Within a month, the spacecraft is expected to approach the Neil Gehrels Swift Observatory (SWIFT), which has been in operation since 2004. Using a sensor system, attitude control thrusters, and three robotic arms, LINK will attempt to capture the satellite and transfer it to an orbit approximately 600 km high.
Without this operation, SWIFT—which has no propulsion system of its own—would very likely have reentered the atmosphere and burned up this year due to atmospheric drag.
Testing Technologies of the Future
For NASA, the mission has much broader significance than simply extending the operational life of a single scientific spacecraft worth about $500 million.
Reuters emphasizes that this is, in fact, the first U.S. demonstration of satellite in-orbit servicing technology—a field that could transform the approach to operating space infrastructure. In the future, such spacecraft will be able to repair, relocate, refuel, and maintain satellites instead of replacing them with new ones.
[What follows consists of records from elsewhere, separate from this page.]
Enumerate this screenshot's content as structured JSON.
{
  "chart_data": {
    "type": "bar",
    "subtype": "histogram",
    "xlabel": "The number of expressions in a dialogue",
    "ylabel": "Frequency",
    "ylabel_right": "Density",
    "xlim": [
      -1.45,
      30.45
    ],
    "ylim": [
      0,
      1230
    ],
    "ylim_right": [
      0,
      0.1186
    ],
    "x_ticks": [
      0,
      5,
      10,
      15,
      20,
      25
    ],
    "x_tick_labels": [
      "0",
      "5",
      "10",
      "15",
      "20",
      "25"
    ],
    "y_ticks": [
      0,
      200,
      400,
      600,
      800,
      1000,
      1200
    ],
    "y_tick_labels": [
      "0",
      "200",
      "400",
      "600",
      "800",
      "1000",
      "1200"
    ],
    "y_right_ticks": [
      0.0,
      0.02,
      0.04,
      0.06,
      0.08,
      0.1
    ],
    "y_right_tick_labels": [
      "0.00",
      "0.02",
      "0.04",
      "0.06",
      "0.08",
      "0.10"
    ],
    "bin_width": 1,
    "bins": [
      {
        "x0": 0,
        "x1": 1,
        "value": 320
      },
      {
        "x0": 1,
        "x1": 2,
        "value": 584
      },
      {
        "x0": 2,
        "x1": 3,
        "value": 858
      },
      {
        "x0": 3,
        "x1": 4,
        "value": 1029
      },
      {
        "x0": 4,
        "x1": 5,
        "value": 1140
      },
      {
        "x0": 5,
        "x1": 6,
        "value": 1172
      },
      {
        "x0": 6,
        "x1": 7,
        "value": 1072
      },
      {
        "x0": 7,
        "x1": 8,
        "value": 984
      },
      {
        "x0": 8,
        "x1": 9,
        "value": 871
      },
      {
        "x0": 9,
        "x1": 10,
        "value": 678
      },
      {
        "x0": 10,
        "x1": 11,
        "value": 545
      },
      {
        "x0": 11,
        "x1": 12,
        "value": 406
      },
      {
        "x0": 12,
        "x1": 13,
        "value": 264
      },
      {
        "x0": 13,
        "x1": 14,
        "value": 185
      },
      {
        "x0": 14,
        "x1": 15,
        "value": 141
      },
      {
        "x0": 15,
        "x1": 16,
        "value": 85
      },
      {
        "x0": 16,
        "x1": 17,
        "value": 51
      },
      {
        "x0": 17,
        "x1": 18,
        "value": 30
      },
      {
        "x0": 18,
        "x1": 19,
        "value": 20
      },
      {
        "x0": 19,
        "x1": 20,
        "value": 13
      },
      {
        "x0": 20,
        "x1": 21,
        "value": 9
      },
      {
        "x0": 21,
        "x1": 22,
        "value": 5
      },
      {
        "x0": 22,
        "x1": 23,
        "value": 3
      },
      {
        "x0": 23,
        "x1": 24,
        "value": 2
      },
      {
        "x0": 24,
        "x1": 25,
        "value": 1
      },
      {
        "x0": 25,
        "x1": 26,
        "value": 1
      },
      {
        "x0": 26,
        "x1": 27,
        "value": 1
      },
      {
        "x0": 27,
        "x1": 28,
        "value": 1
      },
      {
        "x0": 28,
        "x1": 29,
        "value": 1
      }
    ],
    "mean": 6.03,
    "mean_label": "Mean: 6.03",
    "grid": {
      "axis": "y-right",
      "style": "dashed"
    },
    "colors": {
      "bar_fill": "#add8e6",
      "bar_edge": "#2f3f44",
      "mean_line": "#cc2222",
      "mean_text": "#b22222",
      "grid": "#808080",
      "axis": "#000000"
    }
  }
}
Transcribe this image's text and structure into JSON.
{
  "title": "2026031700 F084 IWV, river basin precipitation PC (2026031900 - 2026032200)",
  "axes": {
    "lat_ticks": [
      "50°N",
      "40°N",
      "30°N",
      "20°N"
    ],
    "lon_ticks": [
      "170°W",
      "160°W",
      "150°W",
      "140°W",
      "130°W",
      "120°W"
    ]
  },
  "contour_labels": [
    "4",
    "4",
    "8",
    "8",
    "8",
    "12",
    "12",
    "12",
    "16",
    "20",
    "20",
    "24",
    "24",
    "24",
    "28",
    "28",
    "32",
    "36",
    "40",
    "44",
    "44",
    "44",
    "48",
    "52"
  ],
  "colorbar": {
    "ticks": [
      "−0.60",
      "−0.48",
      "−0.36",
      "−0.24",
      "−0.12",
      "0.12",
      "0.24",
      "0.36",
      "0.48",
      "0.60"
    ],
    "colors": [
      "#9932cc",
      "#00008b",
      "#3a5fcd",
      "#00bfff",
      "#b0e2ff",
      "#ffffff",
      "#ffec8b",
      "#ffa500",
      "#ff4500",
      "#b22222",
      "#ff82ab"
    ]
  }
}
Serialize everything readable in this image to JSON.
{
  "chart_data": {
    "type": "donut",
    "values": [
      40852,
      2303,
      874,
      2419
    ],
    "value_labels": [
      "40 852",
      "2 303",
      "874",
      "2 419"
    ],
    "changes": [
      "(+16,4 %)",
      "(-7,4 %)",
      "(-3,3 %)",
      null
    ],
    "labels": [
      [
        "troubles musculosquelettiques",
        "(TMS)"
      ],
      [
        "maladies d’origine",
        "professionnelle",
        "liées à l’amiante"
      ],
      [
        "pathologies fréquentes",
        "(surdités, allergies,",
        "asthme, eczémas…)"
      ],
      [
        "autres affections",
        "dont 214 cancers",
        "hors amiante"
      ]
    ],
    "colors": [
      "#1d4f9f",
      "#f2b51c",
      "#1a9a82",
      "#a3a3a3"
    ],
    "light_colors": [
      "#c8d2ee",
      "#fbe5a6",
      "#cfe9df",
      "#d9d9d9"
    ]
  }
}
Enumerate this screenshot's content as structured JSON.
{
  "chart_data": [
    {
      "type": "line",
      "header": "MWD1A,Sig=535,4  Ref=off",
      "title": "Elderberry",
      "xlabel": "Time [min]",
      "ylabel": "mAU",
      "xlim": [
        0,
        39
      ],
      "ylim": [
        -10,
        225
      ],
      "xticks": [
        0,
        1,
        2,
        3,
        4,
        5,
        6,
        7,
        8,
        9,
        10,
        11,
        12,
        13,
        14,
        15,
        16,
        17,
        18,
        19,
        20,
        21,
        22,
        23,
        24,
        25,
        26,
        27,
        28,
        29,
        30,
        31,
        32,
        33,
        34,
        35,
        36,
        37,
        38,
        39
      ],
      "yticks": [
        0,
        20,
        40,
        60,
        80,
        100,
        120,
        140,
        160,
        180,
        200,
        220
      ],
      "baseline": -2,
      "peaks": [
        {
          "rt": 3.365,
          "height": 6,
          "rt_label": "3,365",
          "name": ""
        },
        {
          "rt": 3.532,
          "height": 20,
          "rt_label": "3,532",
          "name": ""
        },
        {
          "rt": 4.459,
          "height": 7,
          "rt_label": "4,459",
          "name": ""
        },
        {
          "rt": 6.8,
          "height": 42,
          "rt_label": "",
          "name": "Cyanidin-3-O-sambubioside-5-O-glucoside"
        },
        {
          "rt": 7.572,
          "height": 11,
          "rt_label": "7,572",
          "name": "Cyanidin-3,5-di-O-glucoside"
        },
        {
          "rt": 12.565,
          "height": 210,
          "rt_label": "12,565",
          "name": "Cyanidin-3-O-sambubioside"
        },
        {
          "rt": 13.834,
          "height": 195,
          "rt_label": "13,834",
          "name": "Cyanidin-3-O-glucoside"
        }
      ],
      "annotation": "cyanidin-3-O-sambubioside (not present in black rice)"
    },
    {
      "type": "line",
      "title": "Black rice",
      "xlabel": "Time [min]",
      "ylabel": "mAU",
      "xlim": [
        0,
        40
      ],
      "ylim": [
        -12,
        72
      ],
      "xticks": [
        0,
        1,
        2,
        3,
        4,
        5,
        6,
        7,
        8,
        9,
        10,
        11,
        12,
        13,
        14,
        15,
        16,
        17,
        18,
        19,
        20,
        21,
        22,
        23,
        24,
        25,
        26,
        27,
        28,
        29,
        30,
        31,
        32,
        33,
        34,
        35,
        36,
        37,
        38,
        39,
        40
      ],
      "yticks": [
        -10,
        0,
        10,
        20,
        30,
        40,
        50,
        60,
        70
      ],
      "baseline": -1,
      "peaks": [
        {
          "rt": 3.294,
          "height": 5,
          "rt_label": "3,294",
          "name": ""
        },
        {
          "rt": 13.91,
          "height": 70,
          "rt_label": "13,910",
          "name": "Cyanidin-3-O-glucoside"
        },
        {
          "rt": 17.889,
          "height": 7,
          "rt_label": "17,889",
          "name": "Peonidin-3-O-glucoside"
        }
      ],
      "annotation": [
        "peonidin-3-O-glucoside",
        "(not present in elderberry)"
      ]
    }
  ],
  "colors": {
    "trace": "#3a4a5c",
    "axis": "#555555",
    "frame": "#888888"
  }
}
After completing the main operation, LINK plans to conduct a series of additional maneuvers in close proximity to SWIFT, testing autonomous rendezvous and in-orbit control technologies.
The space race is reaching a new level
The mission is taking place against the backdrop of intensifying technological competition between the United States and China.
In recent years, China has already demonstrated the ability to approach and maneuver satellites in orbit, including an operation to move one spacecraft with another.
In Washington, such technologies are viewed as having dual-use capabilities—they can be used both for satellite maintenance and for military purposes.
According to Katalyst CEO Gonhi Li, the successful completion of the mission will significantly reduce the cost of extending the service life of expensive spacecraft and pave the way for the creation of an entire fleet of orbital service robots capable of servicing government and commercial satellites.